As I open the door I am met with a bombardment of lights from flashlights, police cars, and drunk idiots running out of the house thinking they are saving their “scholarship”. I walk towards the light, shielding my eyes like I’m traversing a blizzard until I make out 4 silhouettes, each shaking from either fear or nicotine. I finally get close enough to make out that they are 4 other people who live in the house. A disembodied voice screams at me “Do you live in this house?”. I stop and admit defeat by saying yes, joining the 4 silhouettes, and nodding to them as if this was a climactic scene in an Avengers movie and we were about to fight some cops. The voice then says “let me see your ID”. I say “I left it inside” in the most confident way as if I was Robin Williams in Good Will Hunting thinking that would help. I am told to go back inside and get it.
As I leave the group of house guys I can faintly hear them getting questioned about “if there is beer inside” and “we are going to find the weed anyway”. I open the door to the house and give my eyes a second to adjust from seeing what I can only imagine what people mean when they tell old people to go towards the light. I walk up to my room while whispering to the 20 people following me asking “yo what’s happening?”, “are you getting arrested?”, “can I use the upstairs bathroom? I promise I’ll be quick”. I spend about 10 minutes in a confused drunken haze answering questions while shuffling my way to my room. I can also hear the 2 undercover cops talking to the people downstairs. As soon as I get to my room I realize my license was actually in my car. I stand in thought in the middle of my room as 2 scenarios play out in my head.
I either close my door and wait out the cops, hoping that they would think that only 4 people lived in the house even after I just said I did too. Or I could be a man and take my lumps by awkwardly walking back outside, past the lights and aggressive cops to my car, and grab my ID in the worst walk of shame imaginable. I decide to do that. I walk back through those same people asking the same questions while I mumble some bs to get them away from me and take one final breath of un-arrested frat house kitchen air before going outside.
Luckily, that 1 minute of an anxiety attack in my room was just enough time to get me off the hook as the second I walk back outside to get my ID and whatever charges, the cops were driving away and 2 more appeared out of the opened storm doors walking to their cars. My 4 housemates were huddled together like those videos you see on TikTok of abandoned kittens getting rescued. I talk to them and find out that they got charged with serving alcohol to minors and a noise complaint. I honestly felt bad because that small window of me deciding if I should go back out and take those charges too was the exact amount of time needed for me to not have to do that.

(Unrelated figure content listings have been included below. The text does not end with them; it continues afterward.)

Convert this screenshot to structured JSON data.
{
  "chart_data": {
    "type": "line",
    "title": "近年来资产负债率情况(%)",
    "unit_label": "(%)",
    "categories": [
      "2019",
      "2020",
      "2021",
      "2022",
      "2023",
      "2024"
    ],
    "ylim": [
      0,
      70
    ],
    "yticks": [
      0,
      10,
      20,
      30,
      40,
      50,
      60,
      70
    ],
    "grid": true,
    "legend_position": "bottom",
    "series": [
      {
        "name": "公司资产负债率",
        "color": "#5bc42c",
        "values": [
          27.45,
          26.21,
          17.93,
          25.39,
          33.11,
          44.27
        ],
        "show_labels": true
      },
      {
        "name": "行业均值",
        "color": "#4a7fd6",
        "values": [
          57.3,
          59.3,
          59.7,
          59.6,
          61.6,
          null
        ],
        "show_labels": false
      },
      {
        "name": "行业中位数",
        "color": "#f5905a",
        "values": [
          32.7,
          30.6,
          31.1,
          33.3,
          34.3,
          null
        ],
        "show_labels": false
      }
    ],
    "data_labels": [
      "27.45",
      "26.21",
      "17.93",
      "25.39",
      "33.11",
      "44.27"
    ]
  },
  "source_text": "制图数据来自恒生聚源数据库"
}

I then remember about an hour later after we kicked everybody out, I was sitting with those house guys talking about what we were going to do while one of the “I’m hot so that means I’m right” brothers was yelling at us for stopping the party. Needless to say, we were all pretty freaked out not just from what happened that night, but what might happen later. I still remember the song I played while we were all just talking to lighten the mood. “Long Distance” by Hoodboi.
It was a very surreal moment because the past month and a half we were split as a fraternity. But, we all came together to hate the cops, kick everyone out, finish whatever alcohol was lying around the house, and have as emotional a conversation we could as frat bros. The 4 who got charges ended up fine and the cops seemed to leave us alone after that. I guess if I could offer any advice it would be: sometimes it’s not good to have the biggest party on campus because you might make 4 basically innocent people pay a bunch of lawyer fees and make me scared for like an hour.